(5 of 9)
Yet an excessive focus on stars has its costs for the news division. For one thing, it diverts resources from bread-and-butter reporting. Salaries for top people keep going up even as the networks trim their news budgets to the bone. Says former CBS News president Ed Joyce: "You simply cannot pay a large stable of news stars these million-dollar salaries in the diminished economy that now exists in television without it coming from somewhere. My concern is that it is happening at the expense of the basic responsibility of network news organizations: to maintain bureaus overseas, to maintain bureaus domestically, and to cover the news coherently and responsibly."
What's more, these news stars -- whom the networks must keep happy at all costs -- are wielding more and more power behind the scenes. CBS's Rather, who is managing editor of the CBS Evening News as well as its anchor, is a force to reckon with at CBS News, with a major say in the assignment of reporters and even news executives. NBC's Brokaw too has been accused of becoming an "anchor monster," of engineering the departure of former News president Lawrence Grossman and of being reluctant to yield the spotlight to correspondents who might threaten him, such as Chris Wallace (who has left the network for ABC's Prime Time Live). In order to keep Nightline's Ted Koppel happy, ABC gave him an unprecedented contract that allowed him to set up a production company and make news specials both for ABC and for independent distribution.

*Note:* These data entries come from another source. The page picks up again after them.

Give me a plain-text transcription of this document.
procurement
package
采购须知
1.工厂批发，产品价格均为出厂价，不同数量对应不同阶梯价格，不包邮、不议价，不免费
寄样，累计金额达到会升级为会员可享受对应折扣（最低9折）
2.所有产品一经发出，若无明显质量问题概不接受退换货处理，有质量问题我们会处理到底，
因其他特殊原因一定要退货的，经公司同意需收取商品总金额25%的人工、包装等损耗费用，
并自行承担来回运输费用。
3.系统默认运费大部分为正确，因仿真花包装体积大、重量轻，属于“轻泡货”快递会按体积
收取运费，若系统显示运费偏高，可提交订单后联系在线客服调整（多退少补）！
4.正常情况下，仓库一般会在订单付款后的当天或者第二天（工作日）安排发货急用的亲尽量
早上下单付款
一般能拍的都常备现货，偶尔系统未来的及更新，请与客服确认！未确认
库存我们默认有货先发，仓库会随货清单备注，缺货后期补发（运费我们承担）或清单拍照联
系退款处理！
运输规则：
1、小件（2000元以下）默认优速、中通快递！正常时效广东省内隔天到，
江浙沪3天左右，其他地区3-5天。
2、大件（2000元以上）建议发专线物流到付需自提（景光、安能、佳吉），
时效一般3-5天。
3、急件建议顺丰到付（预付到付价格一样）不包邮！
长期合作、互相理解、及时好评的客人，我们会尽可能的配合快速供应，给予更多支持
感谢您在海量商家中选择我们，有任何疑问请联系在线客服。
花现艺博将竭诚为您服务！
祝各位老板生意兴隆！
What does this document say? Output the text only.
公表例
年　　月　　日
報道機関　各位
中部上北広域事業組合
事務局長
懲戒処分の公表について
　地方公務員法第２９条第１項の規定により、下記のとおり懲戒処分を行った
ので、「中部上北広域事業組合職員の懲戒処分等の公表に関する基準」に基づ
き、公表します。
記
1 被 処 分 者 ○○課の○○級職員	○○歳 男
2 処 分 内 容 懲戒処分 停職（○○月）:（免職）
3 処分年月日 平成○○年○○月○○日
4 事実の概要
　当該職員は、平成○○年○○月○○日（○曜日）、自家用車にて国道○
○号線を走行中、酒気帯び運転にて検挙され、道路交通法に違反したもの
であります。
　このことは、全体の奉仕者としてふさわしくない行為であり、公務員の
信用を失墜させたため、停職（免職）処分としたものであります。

The anchors insist that their power has been overrated. "Careers did not go into decline at NBC because anyone argued with me," says Brokaw. "I protected Chris Wallace. I said it was a mistake to lose him." CBS News president David Burke has clipped Rather's wings a bit by shifting some of the anchorman's supporters out of key executive positions.
Then there is the problem of what to do when stars collide. Sawyer and Rather are a case in point. The CBS anchorman insists that he did not prevent Sawyer from anchoring the CBS Evening News and that he even told her she would % be considered the front runner if the network decided he needed a co-anchor. Those close to Rather, however, are skeptical that he -- or either of the other two network anchormen -- would willingly agree to share his platform with a dynamic female like Sawyer.
Sawyer has proved that she can fend for herself in the corridors of power. Her determination to reach the top rung on the network ladder has been matched by her adeptness at making the right moves on the way up. That political savvy probably dates from her Louisville childhood. Her father was a Republican county executive active in state politics; her mother was a teacher. At 17, Diane won the America's Junior Miss competition. Her talent: reading an original poem about the Civil War and singing songs representing the North and South. A newspaper account at the time described Sawyer as a straight-A student who "wants to study foreign languages, for a possible career in diplomatic and foreign service. Her other interests include journalism."